Argentina’s President Cristina Fernandez de Kirchner attends a meeting with her Venezuelan counterpart Hugo Chavez (not pictured) to sign agreements between Venezuela and Argentina, at the Argentine Embassy in Brasilia July 31, 2012. REUTERS/Ueslei Marcelino

The telephone survey of 2,259 voting-age Argentines by polling company Management & Fit showed dissatisfaction with the interventionist policies that won Fernandez a landslide re-election 10 months ago.

The popularity of the 59-year-old Peronist — who is part of a bloc of left-leaning South American leaders including Evo Morales of Bolivia and Rafael Correa of Ecuador — fell by 8.1 percentage points between August and July alone.

The international bond market has shunned Argentina since its 2002 sovereign debt default and subsequent embrace of policies that emphasize state intervention in the markets and heavy government spending meant to stoke economic growth.

As recently as September last year, a month before winning her second term, Fernandez had 64.1 popularity while campaigning on promises of deepening the interventionist policy model of her late husband and predecessor as president, Nestor Kirchner.

Since then the economy has slowed, and the poll suggests most people are not buying Fernandez’s argument that external factors, such as Europe’s financial mess, are mostly to blame.

Argentina’s economic activity was flat in June, according to the official EMAE index, which is a close proxy for gross domestic product.

Of those surveyed by Management and Fit, 44.5 percent said government policy was the main cause of the stagnation.
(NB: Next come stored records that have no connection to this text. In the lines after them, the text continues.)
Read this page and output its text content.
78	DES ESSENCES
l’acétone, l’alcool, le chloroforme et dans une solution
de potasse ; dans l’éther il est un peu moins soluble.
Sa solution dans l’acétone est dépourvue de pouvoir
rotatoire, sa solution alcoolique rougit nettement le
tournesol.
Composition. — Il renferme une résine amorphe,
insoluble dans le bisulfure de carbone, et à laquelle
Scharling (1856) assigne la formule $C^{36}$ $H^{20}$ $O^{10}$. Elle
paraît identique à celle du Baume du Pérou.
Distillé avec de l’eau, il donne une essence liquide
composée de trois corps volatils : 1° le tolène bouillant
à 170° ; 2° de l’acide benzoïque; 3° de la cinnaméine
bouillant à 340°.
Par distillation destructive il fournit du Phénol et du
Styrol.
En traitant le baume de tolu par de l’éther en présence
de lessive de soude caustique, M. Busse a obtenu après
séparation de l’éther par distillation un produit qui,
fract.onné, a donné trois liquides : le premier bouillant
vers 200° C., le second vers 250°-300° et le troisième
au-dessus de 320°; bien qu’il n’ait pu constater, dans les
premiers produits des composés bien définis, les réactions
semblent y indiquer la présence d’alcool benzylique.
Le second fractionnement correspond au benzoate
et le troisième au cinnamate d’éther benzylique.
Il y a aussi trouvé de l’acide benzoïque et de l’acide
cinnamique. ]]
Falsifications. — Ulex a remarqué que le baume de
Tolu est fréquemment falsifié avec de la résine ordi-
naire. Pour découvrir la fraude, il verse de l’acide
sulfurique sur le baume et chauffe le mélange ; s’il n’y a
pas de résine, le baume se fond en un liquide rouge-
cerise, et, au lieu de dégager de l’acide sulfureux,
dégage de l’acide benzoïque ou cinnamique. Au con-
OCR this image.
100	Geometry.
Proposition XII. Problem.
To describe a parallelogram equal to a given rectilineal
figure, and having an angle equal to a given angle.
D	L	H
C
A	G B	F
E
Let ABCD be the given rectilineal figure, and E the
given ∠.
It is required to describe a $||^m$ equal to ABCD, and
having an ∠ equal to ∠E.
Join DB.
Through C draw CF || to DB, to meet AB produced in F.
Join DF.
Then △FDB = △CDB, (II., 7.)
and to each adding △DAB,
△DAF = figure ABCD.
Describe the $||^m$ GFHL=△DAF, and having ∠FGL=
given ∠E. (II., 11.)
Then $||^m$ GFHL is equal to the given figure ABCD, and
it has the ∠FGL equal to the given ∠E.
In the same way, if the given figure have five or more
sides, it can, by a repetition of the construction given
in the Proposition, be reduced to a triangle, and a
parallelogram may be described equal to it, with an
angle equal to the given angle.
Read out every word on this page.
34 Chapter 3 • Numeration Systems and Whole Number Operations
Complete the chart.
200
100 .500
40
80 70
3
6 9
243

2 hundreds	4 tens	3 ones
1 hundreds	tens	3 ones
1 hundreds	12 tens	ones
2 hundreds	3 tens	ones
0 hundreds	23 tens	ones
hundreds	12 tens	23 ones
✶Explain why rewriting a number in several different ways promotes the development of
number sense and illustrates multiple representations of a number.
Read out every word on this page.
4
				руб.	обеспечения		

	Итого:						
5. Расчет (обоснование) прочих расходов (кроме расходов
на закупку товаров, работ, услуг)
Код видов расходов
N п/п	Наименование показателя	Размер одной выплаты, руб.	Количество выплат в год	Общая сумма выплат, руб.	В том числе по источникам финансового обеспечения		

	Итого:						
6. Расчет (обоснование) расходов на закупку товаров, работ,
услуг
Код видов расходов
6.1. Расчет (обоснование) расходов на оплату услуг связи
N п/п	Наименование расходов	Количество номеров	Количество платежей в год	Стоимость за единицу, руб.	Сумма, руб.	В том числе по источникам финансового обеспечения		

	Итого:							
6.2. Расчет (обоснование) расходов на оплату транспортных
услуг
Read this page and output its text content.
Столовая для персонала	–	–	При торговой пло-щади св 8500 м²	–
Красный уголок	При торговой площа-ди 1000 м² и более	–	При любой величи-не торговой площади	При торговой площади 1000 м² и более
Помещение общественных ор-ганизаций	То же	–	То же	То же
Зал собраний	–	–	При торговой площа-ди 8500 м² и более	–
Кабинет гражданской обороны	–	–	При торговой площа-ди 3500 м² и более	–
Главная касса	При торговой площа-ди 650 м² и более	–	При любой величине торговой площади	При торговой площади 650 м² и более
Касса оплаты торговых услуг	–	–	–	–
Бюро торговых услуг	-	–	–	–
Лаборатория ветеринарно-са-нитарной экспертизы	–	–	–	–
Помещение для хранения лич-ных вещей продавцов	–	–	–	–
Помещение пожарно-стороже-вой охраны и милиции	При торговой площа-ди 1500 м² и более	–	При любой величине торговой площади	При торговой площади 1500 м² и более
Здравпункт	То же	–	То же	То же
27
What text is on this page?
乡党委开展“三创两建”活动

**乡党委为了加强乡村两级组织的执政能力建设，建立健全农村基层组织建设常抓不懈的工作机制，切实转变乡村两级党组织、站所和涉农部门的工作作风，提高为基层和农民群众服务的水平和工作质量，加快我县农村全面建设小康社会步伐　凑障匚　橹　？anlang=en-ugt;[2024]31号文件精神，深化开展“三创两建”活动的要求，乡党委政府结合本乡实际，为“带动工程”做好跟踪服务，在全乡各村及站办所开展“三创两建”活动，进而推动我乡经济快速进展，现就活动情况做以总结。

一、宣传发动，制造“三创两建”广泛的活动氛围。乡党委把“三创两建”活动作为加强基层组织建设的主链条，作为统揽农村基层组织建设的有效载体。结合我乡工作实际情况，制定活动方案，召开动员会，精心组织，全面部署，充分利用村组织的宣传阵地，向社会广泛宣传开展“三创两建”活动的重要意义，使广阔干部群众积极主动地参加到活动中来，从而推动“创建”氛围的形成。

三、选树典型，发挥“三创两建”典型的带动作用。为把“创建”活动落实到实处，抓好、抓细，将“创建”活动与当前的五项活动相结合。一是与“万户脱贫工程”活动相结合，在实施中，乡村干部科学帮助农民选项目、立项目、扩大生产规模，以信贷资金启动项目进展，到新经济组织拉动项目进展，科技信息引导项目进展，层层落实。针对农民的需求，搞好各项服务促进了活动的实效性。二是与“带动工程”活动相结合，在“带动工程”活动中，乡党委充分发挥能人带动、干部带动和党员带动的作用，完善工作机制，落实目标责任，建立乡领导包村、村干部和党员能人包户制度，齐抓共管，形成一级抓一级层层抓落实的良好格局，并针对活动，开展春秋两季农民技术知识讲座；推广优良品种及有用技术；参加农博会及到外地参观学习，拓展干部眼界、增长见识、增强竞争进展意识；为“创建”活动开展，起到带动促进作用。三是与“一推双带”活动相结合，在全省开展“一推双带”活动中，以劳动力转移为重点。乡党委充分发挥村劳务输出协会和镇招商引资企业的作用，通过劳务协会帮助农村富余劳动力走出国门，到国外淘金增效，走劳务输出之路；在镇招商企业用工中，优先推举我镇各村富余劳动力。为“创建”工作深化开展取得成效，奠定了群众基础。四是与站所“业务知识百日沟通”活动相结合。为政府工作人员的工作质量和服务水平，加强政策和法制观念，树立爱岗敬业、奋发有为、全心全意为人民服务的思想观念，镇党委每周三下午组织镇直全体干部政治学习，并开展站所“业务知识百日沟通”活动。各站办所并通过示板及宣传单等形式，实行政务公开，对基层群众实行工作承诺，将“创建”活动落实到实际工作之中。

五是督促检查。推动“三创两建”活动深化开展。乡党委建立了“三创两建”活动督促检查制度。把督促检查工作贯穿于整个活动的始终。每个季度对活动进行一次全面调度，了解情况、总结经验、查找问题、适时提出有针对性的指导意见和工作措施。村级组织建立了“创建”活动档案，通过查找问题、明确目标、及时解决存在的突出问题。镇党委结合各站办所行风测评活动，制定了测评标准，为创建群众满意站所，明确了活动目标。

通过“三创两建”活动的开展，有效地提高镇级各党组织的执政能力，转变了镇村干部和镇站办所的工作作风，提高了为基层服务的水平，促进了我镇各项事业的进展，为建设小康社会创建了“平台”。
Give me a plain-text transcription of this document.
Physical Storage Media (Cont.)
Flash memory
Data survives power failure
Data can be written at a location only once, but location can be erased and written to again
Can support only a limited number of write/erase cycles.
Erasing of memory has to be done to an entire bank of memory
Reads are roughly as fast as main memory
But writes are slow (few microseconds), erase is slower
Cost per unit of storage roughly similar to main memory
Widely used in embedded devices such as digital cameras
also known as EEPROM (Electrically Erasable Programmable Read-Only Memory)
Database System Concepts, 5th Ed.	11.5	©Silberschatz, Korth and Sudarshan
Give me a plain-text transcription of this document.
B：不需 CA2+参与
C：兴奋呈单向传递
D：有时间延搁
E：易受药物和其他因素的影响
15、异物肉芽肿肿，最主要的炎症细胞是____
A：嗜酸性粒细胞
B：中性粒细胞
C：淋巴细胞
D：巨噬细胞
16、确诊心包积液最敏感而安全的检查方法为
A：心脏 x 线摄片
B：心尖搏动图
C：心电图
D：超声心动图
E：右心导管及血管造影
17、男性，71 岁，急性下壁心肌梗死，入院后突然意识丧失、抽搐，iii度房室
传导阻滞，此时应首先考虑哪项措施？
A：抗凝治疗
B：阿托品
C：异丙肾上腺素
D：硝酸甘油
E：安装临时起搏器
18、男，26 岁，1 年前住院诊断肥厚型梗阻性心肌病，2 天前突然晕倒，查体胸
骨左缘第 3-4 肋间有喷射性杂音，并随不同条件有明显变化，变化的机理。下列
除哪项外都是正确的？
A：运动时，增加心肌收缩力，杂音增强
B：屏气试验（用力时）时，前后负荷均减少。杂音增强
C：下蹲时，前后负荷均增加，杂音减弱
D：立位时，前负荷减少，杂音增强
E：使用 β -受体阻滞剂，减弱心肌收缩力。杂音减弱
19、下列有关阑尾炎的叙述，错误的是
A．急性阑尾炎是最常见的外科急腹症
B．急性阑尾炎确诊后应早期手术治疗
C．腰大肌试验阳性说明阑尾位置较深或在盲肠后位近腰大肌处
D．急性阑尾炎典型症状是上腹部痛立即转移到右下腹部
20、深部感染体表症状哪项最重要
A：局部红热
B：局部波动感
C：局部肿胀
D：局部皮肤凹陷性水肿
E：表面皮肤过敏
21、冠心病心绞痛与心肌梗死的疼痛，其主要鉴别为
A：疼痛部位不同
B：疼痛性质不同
Only 8.0 percent blamed it on spillover from sluggish world growth.

The perception of an increase in street crime was first on the list of complaints voiced by participants in the poll, which had a margin of error of plus or minus 2.2 percentage points. No official crime statistics were available to back this up.

Annual inflation, clocked by private analysts at over 20 percent, was another worry voiced in the survey. The government fines economists who publish their inflation estimates, which tend to double or triple the official figures.

Participants in the poll also cited growing worries about unemployment. The country’s second quarter jobless rate edged up to 7.2 percent from 7.1 percent in the first three months of the year.

Fernandez’s image benefited from a fast-growing economy during most of her first four-year term.

Activity is now being slowed by fallout from the European debt crisis, softer demand from key trade partner Brazil and government-imposed currency and import curbs that have further hurt confidence in Latin America’s third biggest economy.

In the latest sign of malaise, Argentine industrial production fell 2.1 percent in July from a year earlier.